Rumors have swirled—as rumors do—however, that 3I/ATLAS was not a space rock, but in fact an alien spacecraft. That decidedly unscientific idea has been encouraged by a very scientific man—Harvard astrophysicist Avi Loeb. In 2021, Loeb published a book titled Extraterrestrial: The First Sign of Intelligent Life Beyond Earth. The work came after the 2017 discovery of the cigar-shaped Comet Oumuamua, one of the other two interstellar objects known to have entered our solar system. Loeb argues that that comet is an alien craft, based on its unusual shape, its high reflectivity, and its apparent acceleration as it flew away from the sun. Other scientists have dismissed these supposed strands of evidence. They attribute the comet’s reflectivity to the likelihood that its surface was burned away and refreshed by its close pass by the sun; its elongated shape to the possibility that it is a shard of a broken planet; and its acceleration to the outgassing of hydrogen as the sun warmed it.

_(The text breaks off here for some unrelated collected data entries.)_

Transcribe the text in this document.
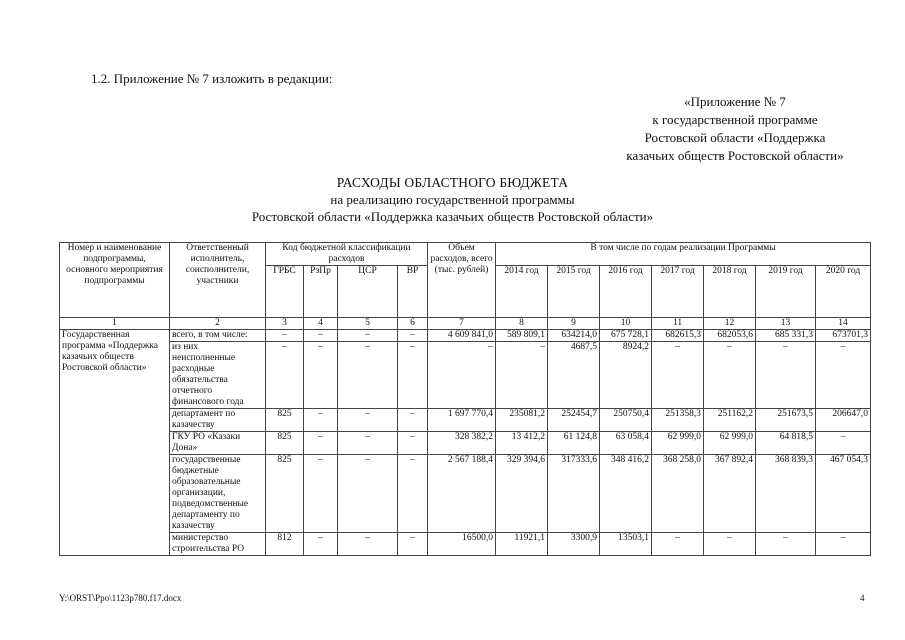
1.2. Приложение № 7 изложить в редакции:
«Приложение № 7
к государственной программе
Ростовской области «Поддержка
казачьих обществ Ростовской области»
РАСХОДЫ ОБЛАСТНОГО БЮДЖЕТА
на реализацию государственной программы
Ростовской области «Поддержка казачьих обществ Ростовской области»
Номер и наименование подпрограммы, основного мероприятия подпрограммы	Ответственный исполнитель, соисполнители, участники	Код бюджетной классификации расходов				Объем расходов, всего (тыс. рублей)	В том числе по годам реализации Программы						
		ГРБС	РзПр	ЦСР	ВР		2014 год	2015 год	2016 год	2017 год	2018 год	2019 год	2020 год

1	2	3	4	5	6	7	8	9	10	11	12	13	14
Государственная программа «Поддержка казачьих обществ Ростовской области»	всего, в том числе:	–	–	–	–	4 609 841,0	589 809,1	634214,0	675 728,1	682615,3	682053,6	685 331,3	673701,3
	из них неисполненные расходные обязательства отчетного финансового года	–	–	–	–	–	–	4687,5	8924,2	–	–	–	–
	департамент по казачеству	825	–	–	–	1 697 770,4	235081,2	252454,7	250750,4	251358,3	251162,2	251673,5	206647,0
	ГКУ РО «Казаки Дона»	825	–	–	–	328 382,2	13 412,2	61 124,8	63 058,4	62 999,0	62 999,0	64 818,5	–
	государственные бюджетные образовательные организации, подведомственные департаменту по казачеству	825	–	–	–	2 567 188,4	329 394,6	317333,6	348 416,2	368 258,0	367 892,4	368 839,3	467 054,3
	министерство строительства РО	812	–	–	–	16500,0	11921,1	3300,9	13503,1	–	–	–	–
Y:\ORST\Ppo\1123p780.f17.docx	4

This didn’t stop Loeb from publishing a new paper on Cornell University’s preprint site arXiv, making similar alien claims about 3I/ATLAS. “[I]n this paper,” Loeb and his co-authors wrote, “we present additional analysis into the astrodynamics of 3I/ATLAS, and hypothesize that this object could be technological, and possibly hostile.” They base their argument on the trajectory of the comet, “which approaches surprisingly close to Venus, Mars, and Jupiter,” and thus “allows the object access to our planet with relative impunity.”
Nonsense, say other experts. “It’s natural to wonder what it is. We love that the world wondered along with us,” said Nicola Fox, associate administrator of NASA’s Science Mission Directorate, at a news conference, as reported by Reuters and USA Today. “We were quick to be able to say, ‘Yup, it definitely behaves like a comet.’ We certainly haven’t seen any technosignatures or anything from it that would lead us to believe it was anything other than a comet.”
In another Reuters piece, University of Oxford astrophysicist Chris Lintott was blunter. “You might as well argue that the moon is made of cheese,” he said.
Heedless of all this chatter, 3I/ATLAS is taking its leave of us. The comet made its closest approach to the sun on Oct. 30, passing within 130 million miles of the solar fires. It will come our way shortly before Christmas, soar into the outer solar system a few months later, and pass back into the deep space reaches that birthed it billions of years ago. Earthlings who know where to look can spot it with a telescope in the pre-dawn skies, but most won’t take the trouble. Today’s sensation will, inevitably, vanish into the void.